The girls’ birthdays and anny are coming up, so we’re at the end of Parental Invasion Wave One, with my Mom visiting now and Dad coming at Halloween.

Me? Well, you really don’t wanna know.

Yeah yeah. Fine. Well, I came down with something quite a while ago – I first noticed it after our August 9th Pavilions gig – felt like an ear infection or one of those odd head things that people who sing tend to get. Well, to make a long story short, it seems to have been a rather massive sinus infection that buried me for better than 8 weeks. I’ve been on massive antibiotics the last 4 weeks, but seemingly every weekend over the course of the damn thing I got pummelled by something else – stomach flu one weekend, major head cold another, random allergies and general chronic immuno-deficiency throughout.

Fun shit.

So yeah. Glad that’s mostly over. Still a remnant or two lingering, but I think it’s just fatigue and the last gasp of allergy season. But I was on impulse power forever, able to work barely, and overrun the second I let my guard down.

The cost of this has been pretty great. The trivial cost is that I haven’t been able to get my new project off the ground, and I may have lost a guy or two in the process. Not much I can do about that, and I entered this situation prepared for the worst.

The real cost has been more tangible.
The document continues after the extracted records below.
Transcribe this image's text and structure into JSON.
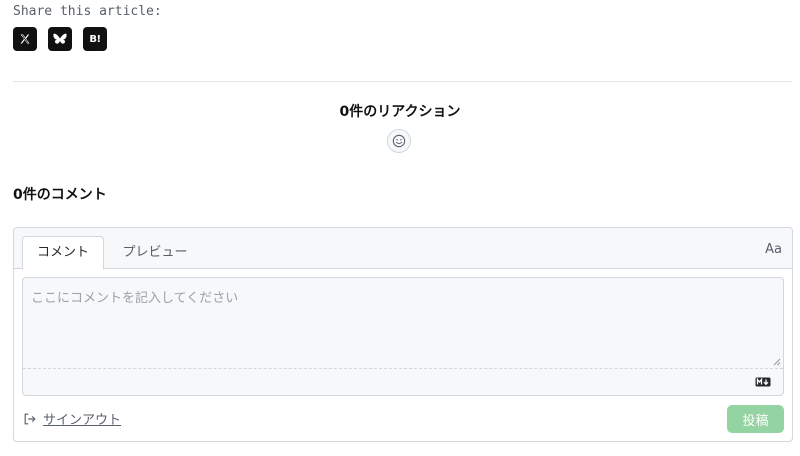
{
  "share": {
    "label": "Share this article:",
    "buttons": [
      {
        "name": "x",
        "icon": "x-logo-icon"
      },
      {
        "name": "bluesky",
        "icon": "bluesky-butterfly-icon"
      },
      {
        "name": "hatena",
        "icon": "hatena-bookmark-icon",
        "text": "B!"
      }
    ]
  },
  "reactions": {
    "title": "0件のリアクション",
    "icon": "smiley-icon"
  },
  "comments": {
    "count_title": "0件のコメント",
    "tabs": [
      {
        "label": "コメント",
        "active": true
      },
      {
        "label": "プレビュー",
        "active": false
      }
    ],
    "font_toggle": "Aa",
    "textarea": {
      "value": "",
      "placeholder": "ここにコメントを記入してください"
    },
    "markdown_icon": "markdown-icon",
    "signout_label": "サインアウト",
    "signout_icon": "sign-out-icon",
    "post_label": "投稿"
  },
  "colors": {
    "post_button_disabled": "#94d3a2",
    "border": "#d0d7de",
    "muted_text": "#57606a"
  }
}
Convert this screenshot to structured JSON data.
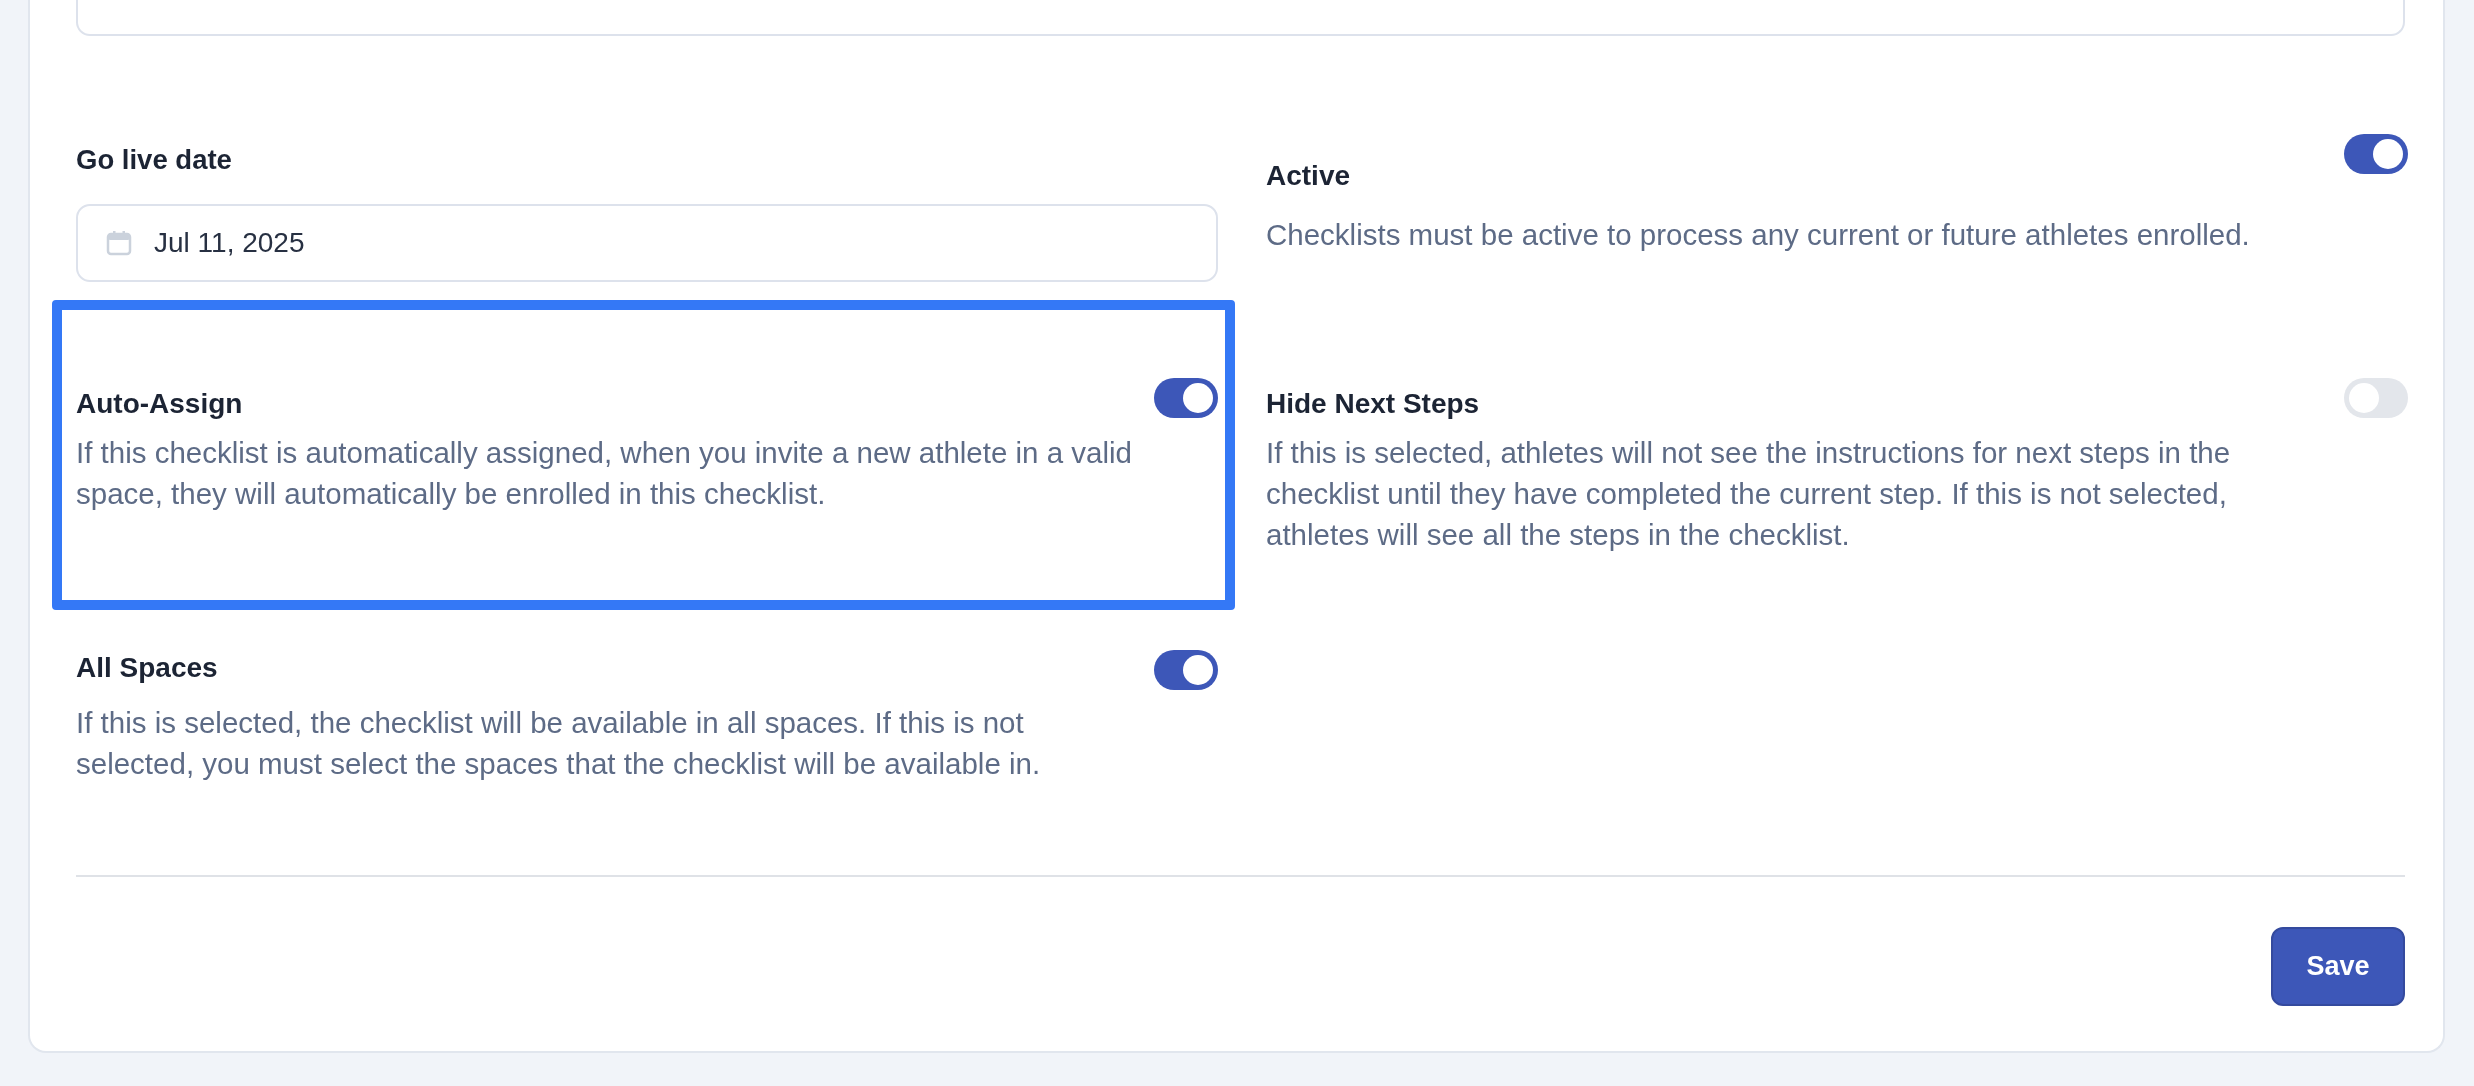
{
  "rows": [
    {
      "cells": [
        {
          "kind": "date",
          "label": "Go live date",
          "value": "Jul 11, 2025"
        },
        {
          "kind": "toggle",
          "title": "Active",
          "description": "Checklists must be active to process any current or future athletes enrolled.",
          "on": true,
          "highlighted": false
        }
      ]
    },
    {
      "cells": [
        {
          "kind": "toggle",
          "title": "Auto-Assign",
          "description": "If this checklist is automatically assigned, when you invite a new athlete in a valid space, they will automatically be enrolled in this checklist.",
          "on": true,
          "highlighted": true
        },
        {
          "kind": "toggle",
          "title": "Hide Next Steps",
          "description": "If this is selected, athletes will not see the instructions for next steps in the checklist until they have completed the current step. If this is not selected, athletes will see all the steps in the checklist.",
          "on": false,
          "highlighted": false
        }
      ]
    },
    {
      "cells": [
        {
          "kind": "toggle",
          "title": "All Spaces",
          "description": "If this is selected, the checklist will be available in all spaces. If this is not selected, you must select the spaces that the checklist will be available in.",
          "on": true,
          "highlighted": false
        }
      ]
    }
  ],
  "save_button": {
    "label": "Save"
  }
}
I really haven’t been able to do the mental reconciliation I need to do with this band situation. I’m still completely unmotivated to make music, touch my instruments, or anything within the realm. I’ve been around the house, shell of myself, with RSW overwhelmed by the many elements of life and me being useless to her. I’ve had no outlet, I’ve had no input, and frankly I’ve been just kinda here. Nothing to offer, nothing to gain.
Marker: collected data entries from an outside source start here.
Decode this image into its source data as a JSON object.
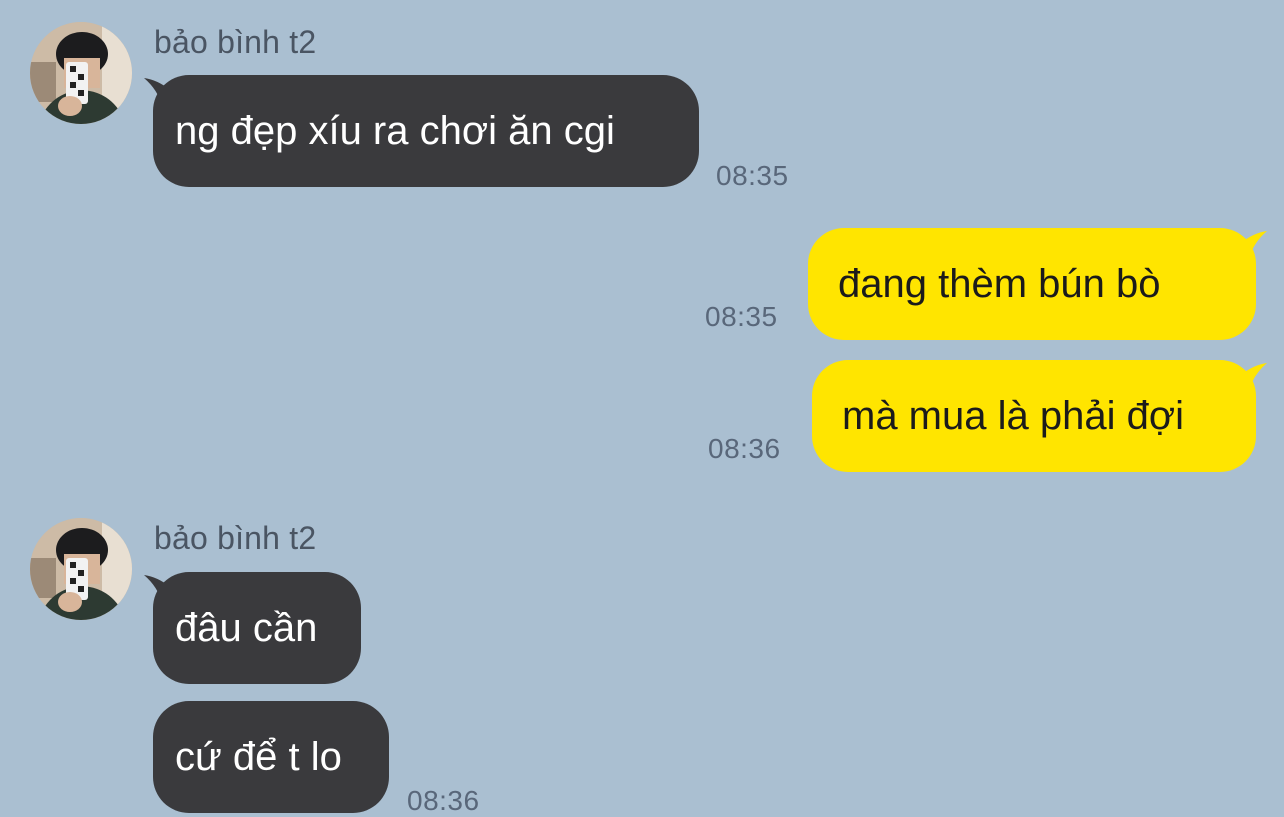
{
  "colors": {
    "background": "#aabfd1",
    "incoming_bubble": "#3a3a3d",
    "outgoing_bubble": "#ffe500"
  },
  "groups": [
    {
      "sender": "bảo bình t2",
      "avatar_icon": "contact-avatar-photo",
      "messages": [
        {
          "text": "ng đẹp xíu ra chơi ăn cgi",
          "time": "08:35"
        }
      ]
    },
    {
      "sender": "me",
      "messages": [
        {
          "text": "đang thèm bún bò",
          "time": "08:35"
        },
        {
          "text": "mà mua là phải đợi",
          "time": "08:36"
        }
      ]
    },
    {
      "sender": "bảo bình t2",
      "avatar_icon": "contact-avatar-photo",
      "messages": [
        {
          "text": "đâu cần",
          "time": ""
        },
        {
          "text": "cứ để t lo",
          "time": "08:36"
        }
      ]
    }
  ]
}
I’m struggling to find something to motivate me – I hoped getting my guitars repaired would help, but it’s becoming clear that at least one of them is beyond hope. I have my eye and heart into a 12-string on ebay that’s extremely close to the John Denver estate Guild I played on the SI record, but I know it will be beyond me and effort to make it happen will just strain the fragile trust RSW has in my music (and me) right now.

It would be quicker and less expensive just to beat myself with a hammer – the sale of my instruments would cover the medical deductable -and- I wouldn’t care.

In short, I’m in an intolerable funk, based upon a situation where my menial shit job had become more interesting and creatively rewarding than my band (by default). That, and I’ve been a turd on a stick for two months around the house.

The month after the last gig was supposed to be about discovery and recharging and resting and finding my way to the next step. It’s been nothing but a pothole.

The upside – the band fans and a few new friends have been absurdly supportive of me, even those who don’t know what’s happening. A lot of people have held this together when I haven’t had the wherewithal or the energy. Everyone I’ve told about the new project concept has been excited and supportive, so I hope I haven’t kneecapped it entirely.

That last line is true of far too many things right now.